In machine learning, a common task is the study and construction of algorithms that can learn from and make predictions on data. Such algorithms are used to make data-driven predictions or decisions, and to build a mathematical model from input data. These input data used to build the model are usually divided into multiple data sets. In particular, three data sets are commonly used in different stages of the creation of the model: training, validation, and test sets.
A test data set is a data set that is independent of the training data set, but that follows the same probability distribution as the training data set. If a model fit to the training data set also fits the test data set well, minimal overfitting has taken place. A better fitting of the training data set as opposed to the test data set usually points to over-fitting.
A test set is therefore a set of examples used only to assess the performance (i.e. generalization) of a fully specified classifier. To do this, the final model is used to predict classifications of examples in the test set. Those predictions are compared to the examples’ true classifications to assess the model’s accuracy.

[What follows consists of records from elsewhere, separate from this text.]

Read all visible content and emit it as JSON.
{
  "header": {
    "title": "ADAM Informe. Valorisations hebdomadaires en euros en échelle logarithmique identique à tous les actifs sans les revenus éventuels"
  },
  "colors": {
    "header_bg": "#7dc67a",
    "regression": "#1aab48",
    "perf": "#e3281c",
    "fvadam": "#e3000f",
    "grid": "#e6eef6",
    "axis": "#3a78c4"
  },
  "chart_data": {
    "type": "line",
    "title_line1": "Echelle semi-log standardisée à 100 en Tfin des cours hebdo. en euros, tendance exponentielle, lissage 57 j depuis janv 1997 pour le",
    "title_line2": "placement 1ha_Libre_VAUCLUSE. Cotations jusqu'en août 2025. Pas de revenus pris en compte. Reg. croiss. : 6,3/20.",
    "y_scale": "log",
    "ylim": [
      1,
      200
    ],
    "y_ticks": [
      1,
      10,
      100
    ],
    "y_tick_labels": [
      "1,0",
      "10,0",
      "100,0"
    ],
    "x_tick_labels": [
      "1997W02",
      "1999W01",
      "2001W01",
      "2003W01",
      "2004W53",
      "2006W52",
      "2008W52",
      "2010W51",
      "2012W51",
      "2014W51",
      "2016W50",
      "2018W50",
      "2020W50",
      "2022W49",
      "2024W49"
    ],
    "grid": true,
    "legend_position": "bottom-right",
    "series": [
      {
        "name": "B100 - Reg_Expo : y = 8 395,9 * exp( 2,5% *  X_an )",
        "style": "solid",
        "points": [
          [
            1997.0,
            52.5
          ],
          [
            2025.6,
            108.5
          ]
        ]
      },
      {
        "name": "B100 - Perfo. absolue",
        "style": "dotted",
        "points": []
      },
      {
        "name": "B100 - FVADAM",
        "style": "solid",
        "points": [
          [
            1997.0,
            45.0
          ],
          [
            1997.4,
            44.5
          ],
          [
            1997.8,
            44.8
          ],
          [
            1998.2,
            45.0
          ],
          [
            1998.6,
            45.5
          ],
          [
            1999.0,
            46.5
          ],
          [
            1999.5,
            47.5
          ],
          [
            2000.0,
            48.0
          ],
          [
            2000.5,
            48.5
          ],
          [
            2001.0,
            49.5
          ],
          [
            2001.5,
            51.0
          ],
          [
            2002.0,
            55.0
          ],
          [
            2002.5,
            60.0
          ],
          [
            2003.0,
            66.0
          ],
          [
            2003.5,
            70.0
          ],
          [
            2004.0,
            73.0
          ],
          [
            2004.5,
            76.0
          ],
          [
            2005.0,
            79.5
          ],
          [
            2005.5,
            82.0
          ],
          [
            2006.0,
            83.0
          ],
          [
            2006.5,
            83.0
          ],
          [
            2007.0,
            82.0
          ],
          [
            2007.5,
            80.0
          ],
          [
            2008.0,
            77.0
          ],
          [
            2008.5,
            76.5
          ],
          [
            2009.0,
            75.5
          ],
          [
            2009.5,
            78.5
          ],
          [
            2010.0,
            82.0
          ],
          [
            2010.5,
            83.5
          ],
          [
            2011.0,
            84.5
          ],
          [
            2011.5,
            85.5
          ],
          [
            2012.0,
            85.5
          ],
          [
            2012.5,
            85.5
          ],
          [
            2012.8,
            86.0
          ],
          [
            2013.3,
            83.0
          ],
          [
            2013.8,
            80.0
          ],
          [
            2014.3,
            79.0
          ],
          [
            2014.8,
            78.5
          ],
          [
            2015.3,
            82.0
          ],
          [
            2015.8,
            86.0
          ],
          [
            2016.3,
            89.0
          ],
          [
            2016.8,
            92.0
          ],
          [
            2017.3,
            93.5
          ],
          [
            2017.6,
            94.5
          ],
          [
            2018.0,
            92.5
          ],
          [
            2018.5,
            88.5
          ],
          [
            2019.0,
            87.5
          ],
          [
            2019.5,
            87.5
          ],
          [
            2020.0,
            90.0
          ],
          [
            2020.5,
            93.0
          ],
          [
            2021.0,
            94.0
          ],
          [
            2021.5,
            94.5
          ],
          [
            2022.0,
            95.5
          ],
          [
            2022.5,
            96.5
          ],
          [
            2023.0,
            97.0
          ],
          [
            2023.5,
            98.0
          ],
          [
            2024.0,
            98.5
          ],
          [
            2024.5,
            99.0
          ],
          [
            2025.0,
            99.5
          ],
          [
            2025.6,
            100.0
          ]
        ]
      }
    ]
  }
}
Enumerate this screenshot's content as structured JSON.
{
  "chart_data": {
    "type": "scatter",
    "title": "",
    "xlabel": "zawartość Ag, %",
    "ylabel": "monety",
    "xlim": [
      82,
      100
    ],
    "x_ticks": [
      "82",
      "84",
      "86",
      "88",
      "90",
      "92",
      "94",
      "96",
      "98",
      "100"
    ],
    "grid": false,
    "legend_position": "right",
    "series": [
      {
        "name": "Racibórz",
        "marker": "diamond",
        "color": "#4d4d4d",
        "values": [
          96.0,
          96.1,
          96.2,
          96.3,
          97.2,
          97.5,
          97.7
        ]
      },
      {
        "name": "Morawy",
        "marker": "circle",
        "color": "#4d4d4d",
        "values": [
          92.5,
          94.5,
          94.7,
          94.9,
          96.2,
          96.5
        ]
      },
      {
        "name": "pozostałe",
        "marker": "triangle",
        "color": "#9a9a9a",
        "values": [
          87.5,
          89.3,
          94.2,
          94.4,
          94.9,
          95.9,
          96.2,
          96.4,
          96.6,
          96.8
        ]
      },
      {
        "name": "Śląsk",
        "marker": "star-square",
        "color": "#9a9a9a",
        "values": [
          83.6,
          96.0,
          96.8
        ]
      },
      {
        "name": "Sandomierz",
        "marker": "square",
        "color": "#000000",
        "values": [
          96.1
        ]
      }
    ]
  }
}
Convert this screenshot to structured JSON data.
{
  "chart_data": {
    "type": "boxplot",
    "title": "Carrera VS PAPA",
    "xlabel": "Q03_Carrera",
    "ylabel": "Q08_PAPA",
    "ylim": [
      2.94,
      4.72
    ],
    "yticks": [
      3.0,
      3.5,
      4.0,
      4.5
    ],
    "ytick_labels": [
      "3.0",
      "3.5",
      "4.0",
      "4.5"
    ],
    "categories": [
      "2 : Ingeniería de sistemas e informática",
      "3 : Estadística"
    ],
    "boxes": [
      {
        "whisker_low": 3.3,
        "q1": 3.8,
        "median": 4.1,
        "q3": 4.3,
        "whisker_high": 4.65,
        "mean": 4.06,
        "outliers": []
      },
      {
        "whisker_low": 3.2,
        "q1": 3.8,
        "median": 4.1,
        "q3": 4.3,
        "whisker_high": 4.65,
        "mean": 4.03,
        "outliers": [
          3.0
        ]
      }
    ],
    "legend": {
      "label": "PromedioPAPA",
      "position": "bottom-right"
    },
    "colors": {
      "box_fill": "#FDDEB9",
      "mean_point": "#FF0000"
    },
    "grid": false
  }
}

In a scenario where both validation and test datasets are used, the test data set is typically used to assess the final model that is selected during the validation process. In the case where the original data set is partitioned into two subsets (training and test datasets), the test data set might assess the model only once (e.g., in the holdout method). Note that some sources advise against such a method. However, when using a method such as cross-validation, two partitions can be sufficient and effective since results are averaged after repeated rounds of model training and testing to help reduce bias and variability.